Xavier Velasco
Mentiría si dijera que éramos muy amigos, pero me quedaría corto si omitiera la mutua simpatía que en más de una ocasión nos llevó a chocar copas, entre risas. Corría el 2003 cuando la conocí, durante una de esas mañanas deslumbrantes en que todo es inédito y parece que el mundo acaba de inventarse. Tenía apenas unas horas en Madrid, seguía pensando y apenas creyendo que un par de meses antes aún me preguntaba cómo hacer para publicar mi novela, y de pronto me veía con el libro en las manos, sentado frente a Isabel Polanco.
Estaba en todas partes, nada se le escapaba. La recuerdo borrosa de aquel primer día en el que no logré hacer foco en nada porque todos los rostros eran nuevos y cada nueva escena tenía la textura de un sueño sin orillas. Pero al día siguiente ahí estaría, y por la noche igual. Era una de mis cómplices, cómo dudarlo. Tiempo después, ya en México, la encontré en un cocktail y fue como si nos hubiéramos saludado la noche anterior. No se daba importancia, tenía demasiadas ideas entre manos y energía de sobra para echarlas a andar.
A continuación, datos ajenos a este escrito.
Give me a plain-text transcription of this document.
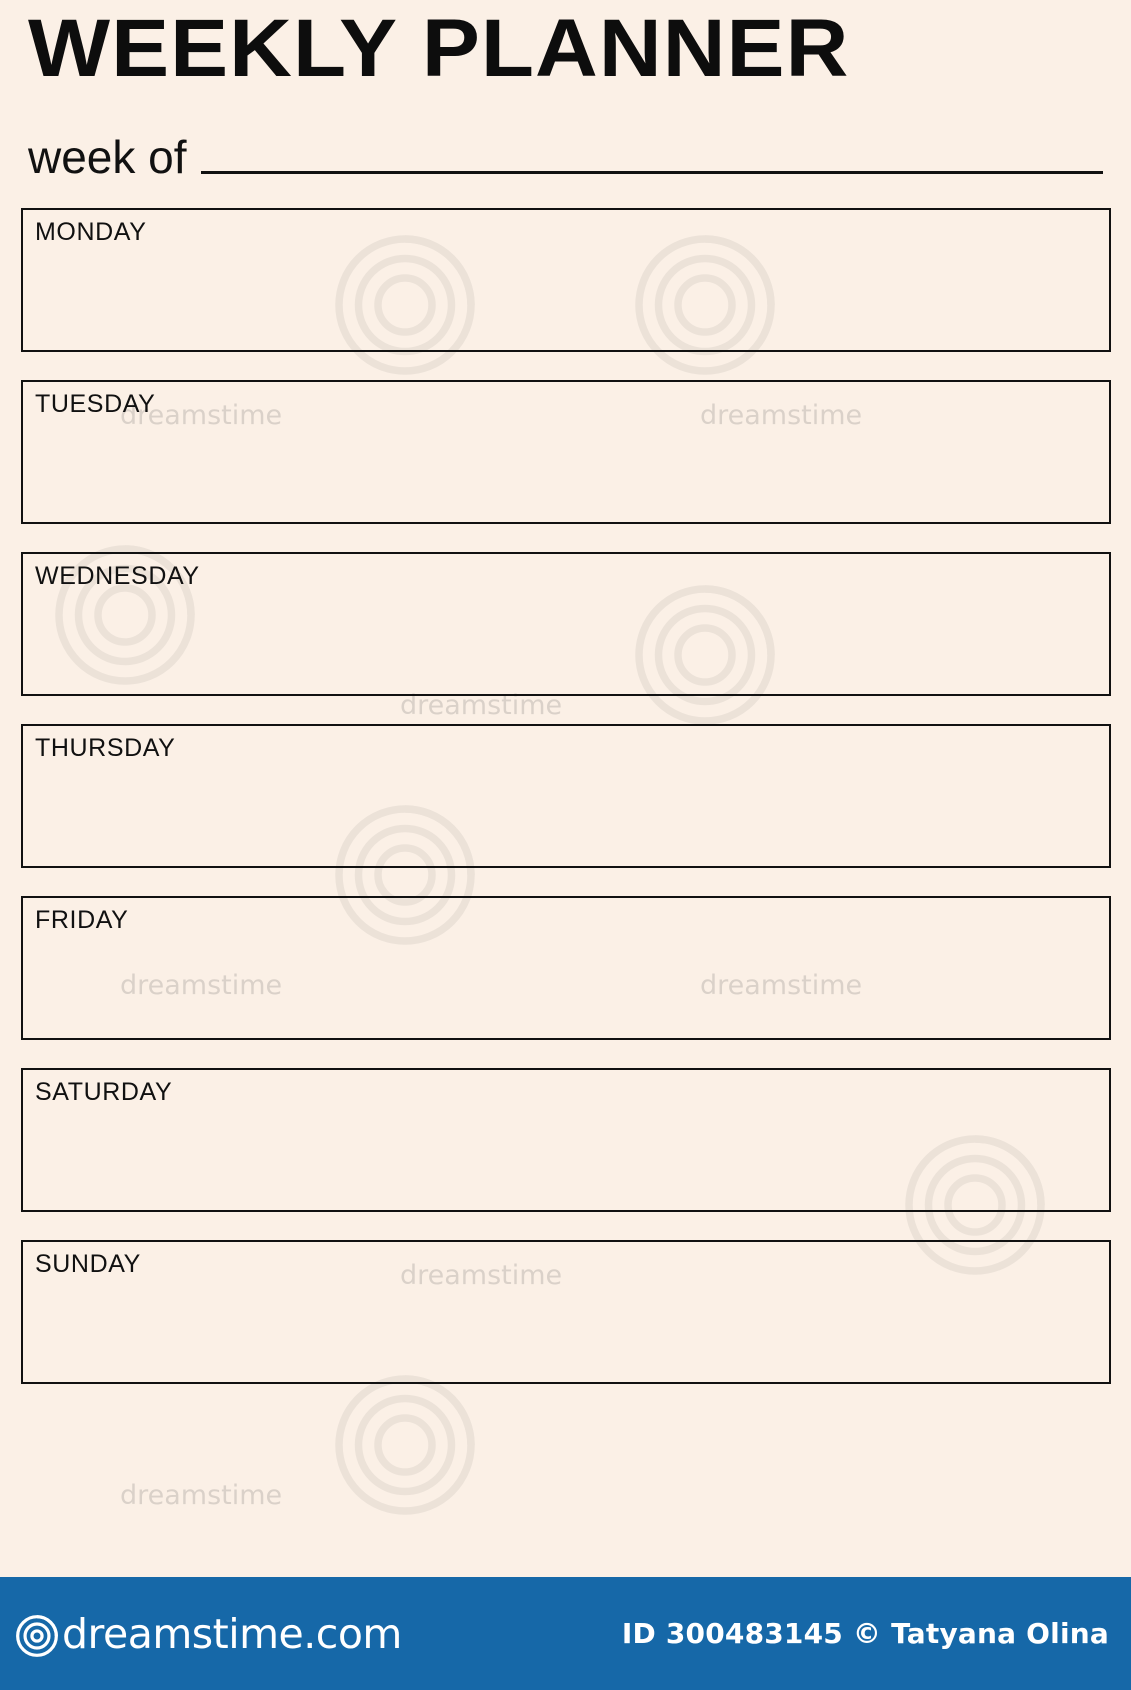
dreamstime	dreamstime
dreamstime
dreamstime	dreamstime
dreamstime
dreamstime
WEEKLY PLANNER
week of
MONDAY
TUESDAY
WEDNESDAY
THURSDAY
FRIDAY
SATURDAY
SUNDAY
dreamstime.com	ID 300483145 © Tatyana Olina
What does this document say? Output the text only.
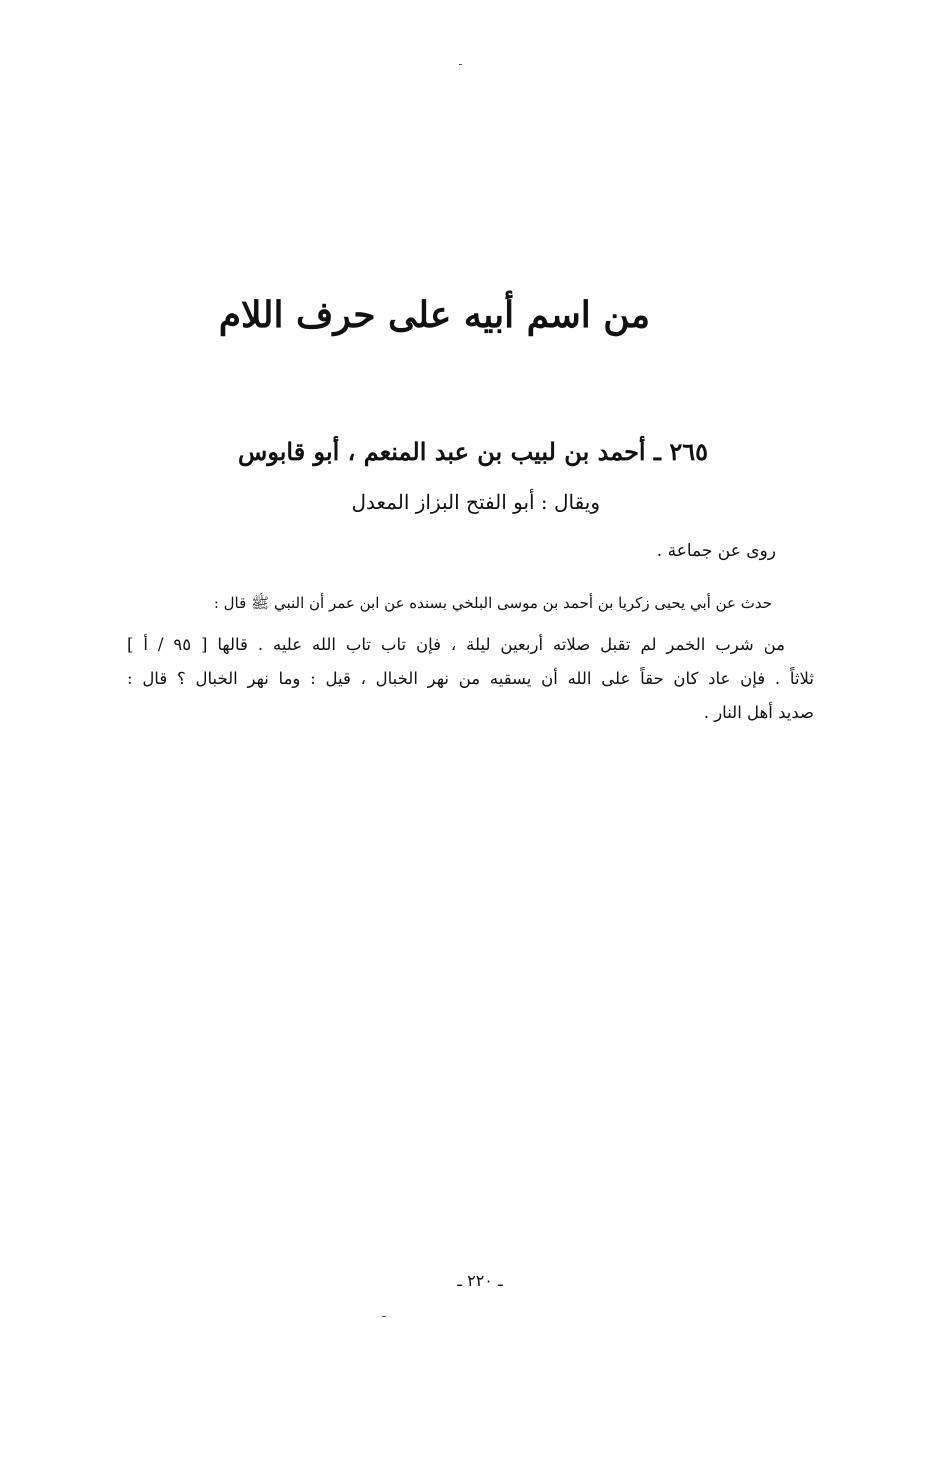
من اسم أبيه على حرف اللام
٢٦٥ ـ أحمد بن لبيب بن عبد المنعم ، أبو قابوس
ويقال : أبو الفتح البزاز المعدل
روى عن جماعة .
حدث عن أبي يحيى زكريا بن أحمد بن موسى البلخي بسنده عن ابن عمر أن النبي ﷺ قال :
من شرب الخمر لم تقبل صلاته أربعين ليلة ، فإن تاب تاب الله عليه . قالها [ ٩٥ / أ ]
ثلاثاً . فإن عاد كان حقاً على الله أن يسقيه من نهر الخبال ، قيل : وما نهر الخبال ؟ قال :
صديد أهل النار .
ـ ٢٢٠ ـ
Desde que vi su foto en el periódico no he logrado sacármela de la cabeza, ni tampoco asumir que ya no está. Uno tiende a creer que las mujeres como Isabel van a estar ahí siempre, cuenta con ellas como con el mañana. Releo la noticia del sepelio y me niego a creer que el redactor se refiere a Isabel. Miro otra vez su foto y menos me lo creo. Voy cerrando la boca, los ojos, el periódico. Busco una flor, encuentro un tulipán. En el nombre de aquella complicidad, pido asilo en la tierra del silencio.